Noble Corp., the world’s largest offshore oil-rig contractor by market worth, agreed to purchase its smaller rival Diamond Offshore Drilling Inc. in a deal valued at $1.6 billion.
Diamond stockholders will obtain 0.2316 share of Noble plus $5.65 for every share they personal, an 11.4 p.c premium primarily based on the June 7 closing value, in response to a press release Monday. When the deal closes, Diamond shareholders will personal about 14.5 p.c of Noble’s excellent shares.
The deal comes as offshore drilling is poised to increase within the years forward as development in US shale basins ebbs. Noble shares rose 1.5 p.c at 9:30 a.m. New York. Diamond, primarily based in Houston, rose 10 p.c.
“Actually what this does it it provides the mixed firm higher scale and a greater skill to serve prospects on a worldwide foundation,” Noble Chief Govt Officer Robert Eifler advised analysts and traders Monday on a convention name. “We’ll add some useful scale in Brazil and elsewhere.”
Shopping for Diamond suits Noble’s technique of going after the largest offshore oil contractors world wide with among the latest deepwater rigs. The mixed firm will boast the largest collection of top-tier drillships that carry a pair of so-called blowout preventers, a key security merchandise for drilling in water greater than two miles deep.
The offshore business, significantly in deepwater, is anticipated to thrive within the coming years because the shale business matures and oil producers search for new sources of provide. SLB, the world’s largest oil-services supplier, has mentioned it sees the potential for greater than $100 billion in remaining funding selections for world offshore initiatives each this yr and subsequent.

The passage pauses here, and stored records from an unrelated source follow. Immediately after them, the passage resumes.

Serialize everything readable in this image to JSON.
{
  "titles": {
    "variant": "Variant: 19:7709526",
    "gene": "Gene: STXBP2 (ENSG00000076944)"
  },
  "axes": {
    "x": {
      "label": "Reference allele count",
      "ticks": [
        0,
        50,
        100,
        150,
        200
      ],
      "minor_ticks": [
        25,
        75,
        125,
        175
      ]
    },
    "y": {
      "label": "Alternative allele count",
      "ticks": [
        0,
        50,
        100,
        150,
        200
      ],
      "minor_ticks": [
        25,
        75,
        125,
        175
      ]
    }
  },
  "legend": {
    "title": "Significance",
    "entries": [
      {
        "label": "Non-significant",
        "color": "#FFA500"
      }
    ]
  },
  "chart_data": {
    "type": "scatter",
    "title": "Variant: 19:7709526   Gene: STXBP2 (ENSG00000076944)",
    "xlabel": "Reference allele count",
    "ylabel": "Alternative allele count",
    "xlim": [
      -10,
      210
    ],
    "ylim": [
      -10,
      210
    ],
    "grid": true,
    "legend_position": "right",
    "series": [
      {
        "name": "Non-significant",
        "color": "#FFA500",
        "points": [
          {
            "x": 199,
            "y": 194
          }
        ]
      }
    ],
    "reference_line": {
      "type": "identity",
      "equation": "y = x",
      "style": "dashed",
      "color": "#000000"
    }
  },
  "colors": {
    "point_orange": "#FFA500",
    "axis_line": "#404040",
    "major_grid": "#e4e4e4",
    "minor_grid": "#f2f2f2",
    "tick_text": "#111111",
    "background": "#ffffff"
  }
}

Noble, primarily based in Sugar Land, Texas, will fund the money portion of the deal by a $600 million bridge mortgage. The corporate plans to broaden its board to incorporate one member from Diamond.
Eifler, who took over as CEO of Noble months earlier than the drilling contractor filed for chapter throughout the begin of the Covid-19 pandemic, mentioned regulatory approvals to purchase Diamond needs to be extra simple in comparison with its $2 billion deal for rival Maersk Drilling in 2022, an acquisition that took nearly a yr to shut.
Noble additionally mentioned its board authorized a 25 p.c improve in its quarterly dividend to $0.50 per share, beginning within the third quarter.
Morgan Stanley & Co. was Noble’s lead monetary adviser, and Paul, Weiss, Rifkind, Wharton & Garrison LLP was its authorized adviser. Guggenheim Securities LLC and TPH & Co. had been monetary advisers to Diamond, whereas Kirkland & Ellis LLP was its authorized adviser.